Sir,

We read with interest the recent meta-analysis by Mei et al (2014). In this study, Mei et al examined the prognostic value of the local inflammatory infiltrate in colorectal cancer as measured by both the generalised inflammatory infiltrate and by immunohistochemical analysis of T-lymphocytic subsets. The authors concluded that, in comparison with assessment of T-cell subset density, semiquantitative assessment of the generalised inflammatory infiltrate at the invasive margin, utilising the Jass score or Klintrup–Mäkinen grade (Jass et al, 1987; Klintrup et al, 2005), was a more robust prognostic marker of cancer-specific, overall and disease-recurrence-free survival. Indeed, in patients undergoing resection for Stage I–III disease, a high-density generalised inflammatory infiltrate was associated with an almost 60% increase in overall survival.

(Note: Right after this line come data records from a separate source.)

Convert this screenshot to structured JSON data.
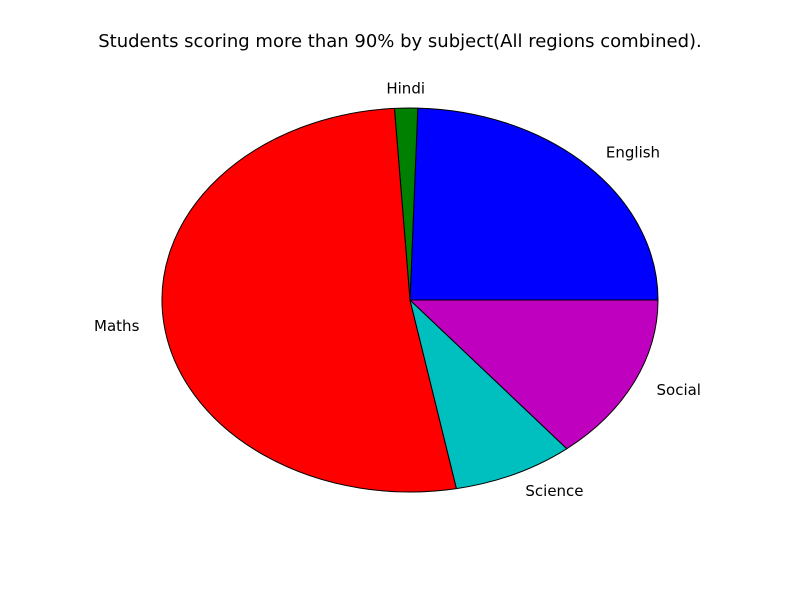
{
  "chart_data": {
    "type": "pie",
    "title": "Students scoring more than 90% by subject(All regions combined).",
    "slices": [
      {
        "label": "English",
        "value": 24.5,
        "color": "#0000ff"
      },
      {
        "label": "Hindi",
        "value": 1.5,
        "color": "#008000"
      },
      {
        "label": "Maths",
        "value": 52.0,
        "color": "#ff0000"
      },
      {
        "label": "Science",
        "value": 7.9,
        "color": "#00bfbf"
      },
      {
        "label": "Social",
        "value": 14.1,
        "color": "#bf00bf"
      }
    ],
    "start_angle_deg": 0,
    "direction": "counterclockwise",
    "edge_color": "#000000"
  }
}
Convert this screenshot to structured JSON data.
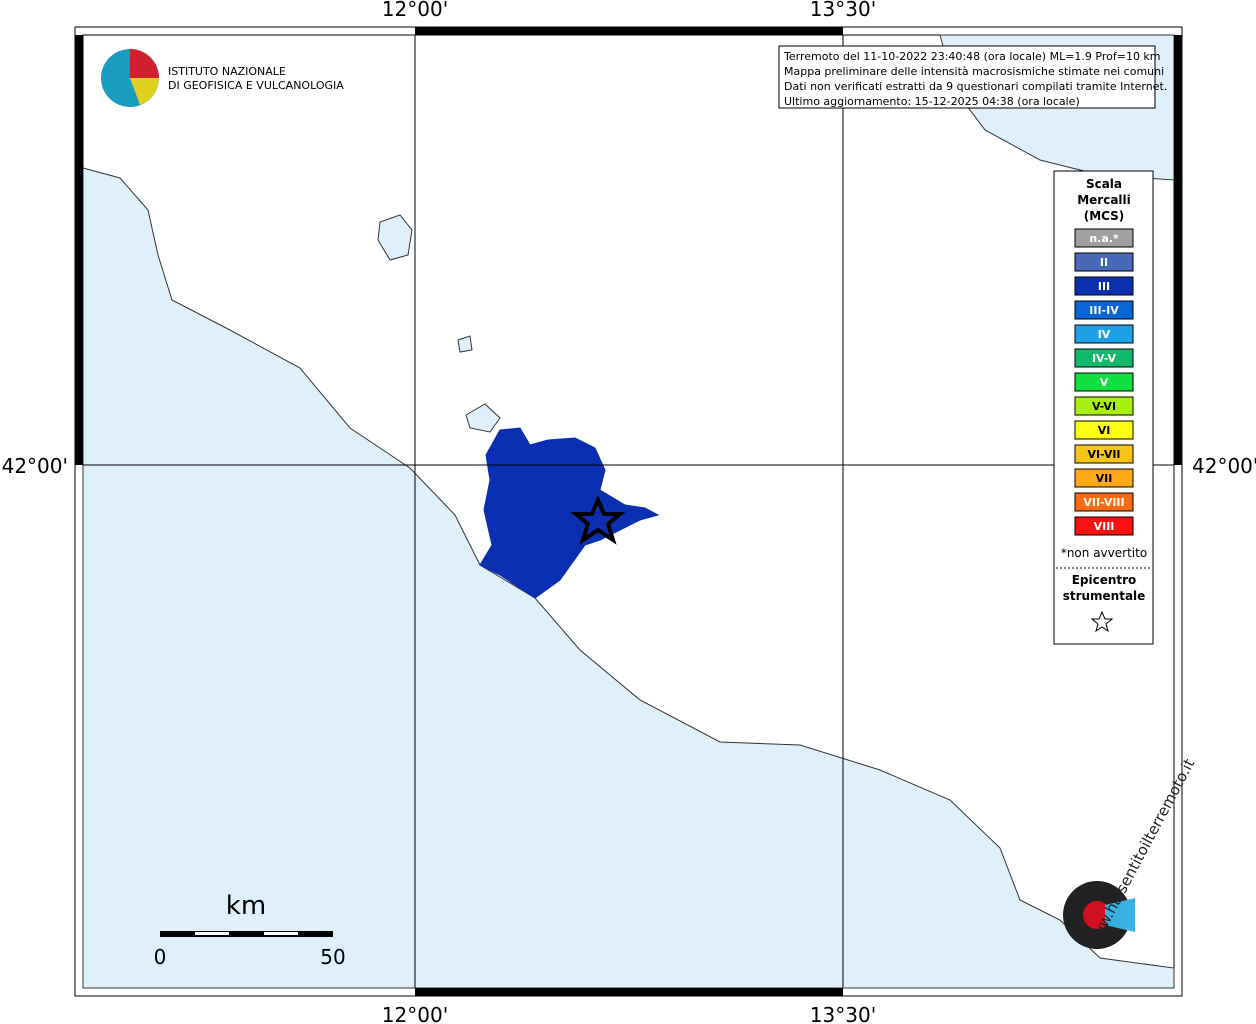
{
  "map": {
    "lon_labels": [
      "12°00'",
      "13°30'"
    ],
    "lat_labels": [
      "42°00'"
    ],
    "logo": [
      "ISTITUTO NAZIONALE",
      "DI GEOFISICA E VULCANOLOGIA"
    ],
    "info": [
      "Terremoto del 11-10-2022 23:40:48 (ora locale) ML=1.9 Prof=10 km",
      "Mappa preliminare delle intensità macrosismiche stimate nei comuni",
      "Dati non verificati estratti da 9 questionari compilati tramite Internet.",
      "Ultimo aggiornamento: 15-12-2025 04:38 (ora locale)"
    ],
    "legend": {
      "title": [
        "Scala",
        "Mercalli",
        "(MCS)"
      ],
      "items": [
        {
          "label": "n.a.*",
          "color": "#a0a0a0"
        },
        {
          "label": "II",
          "color": "#4a68b8"
        },
        {
          "label": "III",
          "color": "#0a2fb0"
        },
        {
          "label": "III-IV",
          "color": "#0a66d6"
        },
        {
          "label": "IV",
          "color": "#1ea0e6"
        },
        {
          "label": "IV-V",
          "color": "#12b86c"
        },
        {
          "label": "V",
          "color": "#10e040"
        },
        {
          "label": "V-VI",
          "color": "#a8f010"
        },
        {
          "label": "VI",
          "color": "#ffff10"
        },
        {
          "label": "VI-VII",
          "color": "#f8c418"
        },
        {
          "label": "VII",
          "color": "#ffa818"
        },
        {
          "label": "VII-VIII",
          "color": "#ff6a10"
        },
        {
          "label": "VIII",
          "color": "#ff1010"
        }
      ],
      "note": "*non avvertito",
      "epicenter": [
        "Epicentro",
        "strumentale"
      ]
    },
    "scale_bar": {
      "unit": "km",
      "labels": [
        "0",
        "50"
      ]
    },
    "site": "www.haisentitoilterremoto.it"
  }
}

The present study mirrors recent results from both our group and others (Vayrynen et al, 2013; Richards et al, 2014). In 365 patients undergoing potentially curative resection for Stage I–III colorectal cancer, Klintrup–Mäkinen grade strongly correlated with T-cell subtype density in the invasive margin, tumour stroma and cancer cell nests (Richards et al, 2014). Furthermore, on univariate analysis, a strong Klintrup–Mäkinen grade was associated with improved cancer-specific survival (hazard ratio 0.54, 95% confidence interval 0.43–0.68); indeed this was comparable if not superior to the prognostic utility of measuring T-cell subtype density or the use of a composite score, such as the Galon Immune Score. Similarly, in a cohort of 117 patients with Stage I–IV colorectal cancer undergoing resection, Vayrynen et al (2013) found that Klintrup–Mäkinen grade closely correlated with not only T-cell density, but also macrophage, neutrophil and dendritic cell density at both the invasive margin and within the intratumoural compartment. In addition, Klintrup–Mäkinen score was associated with recurrence-free survival.

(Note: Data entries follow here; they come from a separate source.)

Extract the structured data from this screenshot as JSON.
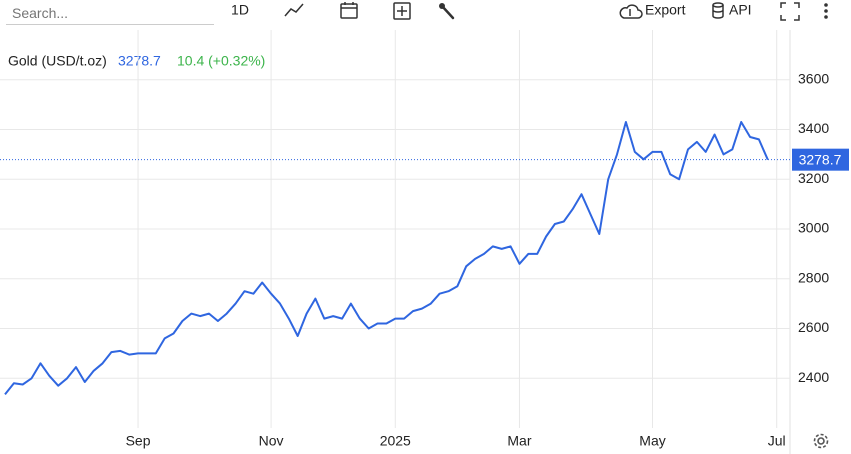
{
  "toolbar": {
    "search_placeholder": "Search...",
    "interval": "1D",
    "export": "Export",
    "api": "API"
  },
  "chart_data": {
    "type": "line",
    "title": "Gold (USD/t.oz)",
    "change": "10.4 (+0.32%)",
    "categories": [
      null,
      null,
      null,
      null,
      null,
      null,
      null,
      null,
      null,
      null,
      null,
      null,
      null,
      null,
      null,
      "Sep",
      null,
      null,
      null,
      null,
      null,
      null,
      null,
      null,
      null,
      null,
      null,
      null,
      null,
      null,
      "Nov",
      null,
      null,
      null,
      null,
      null,
      null,
      null,
      null,
      null,
      null,
      null,
      null,
      null,
      "2025",
      null,
      null,
      null,
      null,
      null,
      null,
      null,
      null,
      null,
      null,
      null,
      null,
      null,
      "Mar",
      null,
      null,
      null,
      null,
      null,
      null,
      null,
      null,
      null,
      null,
      null,
      null,
      null,
      null,
      "May",
      null,
      null,
      null,
      null,
      null,
      null,
      null,
      null,
      null,
      null,
      null,
      null,
      null,
      "Jul"
    ],
    "values": [
      2335,
      2380,
      2375,
      2400,
      2460,
      2410,
      2370,
      2400,
      2445,
      2385,
      2430,
      2460,
      2505,
      2510,
      2495,
      2500,
      2500,
      2500,
      2560,
      2580,
      2630,
      2660,
      2650,
      2660,
      2630,
      2660,
      2700,
      2750,
      2740,
      2785,
      2740,
      2700,
      2640,
      2570,
      2660,
      2720,
      2640,
      2650,
      2640,
      2700,
      2640,
      2600,
      2620,
      2620,
      2640,
      2640,
      2670,
      2680,
      2700,
      2740,
      2750,
      2770,
      2850,
      2880,
      2900,
      2930,
      2920,
      2930,
      2860,
      2900,
      2900,
      2970,
      3020,
      3030,
      3080,
      3140,
      3060,
      2980,
      3200,
      3300,
      3430,
      3310,
      3280,
      3310,
      3310,
      3220,
      3200,
      3320,
      3350,
      3310,
      3380,
      3300,
      3320,
      3430,
      3370,
      3360,
      3278.7,
      null
    ],
    "color": "#2f66e0",
    "change_color": "#3cb44b",
    "ylim": [
      2200,
      3800
    ],
    "yticks": [
      2400,
      2600,
      2800,
      3000,
      3200,
      3400,
      3600
    ],
    "grid": true
  }
}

Therefore, taken together, these results are consistent with the concept that increased density of an inflammatory cell infiltrate in the tumour microenvironment represents a coordinated effective immune response and that individual inflammatory cell types offer little additional prognostic value. If this proves to be the case, then it may be that the conspicuous inflammatory cell infiltrate, long recognised by investigators to be associated with good outcome, is the normal immune response to a colorectal cancer and that the abnormal response is a scarce or absent inflammatory cell infiltrate, representing an uncoordinated immune response. The implications of such a hypothesis are several and profound. First, the immune context in which an inflammatory cell is found in the tumour microenvironment would become of paramount importance. Second, it would move the focus of investigations from the nature of the inflammatory cell infiltrate in those with a conspicuous inflammatory cell infiltrate to those with a scarce or absent inflammatory cell infiltrate (eg, see Mohammed et al, 2012; Richards et al, 2012). Third, it would become a pre-requisite of all investigations that the density of the tumour inflammatory cell infiltrate in the tumour microenvironment is defined.

With this in mind we have recently validated an automated, computer-based scoring method with similar prognostic value to the Klintrup–Mäkinen grade (Forrest et al, 2014). It is hoped that introduction of such a tool will facilitate the incorporation of such an assessment of the generalised inflammatory cell infiltrate into routine clinical practice and provide a solid platform for the further investigation of the importance of inflammatory cell infiltrate (absent–scarce/conspicuous) in determining outcome in patients with colorectal cancer.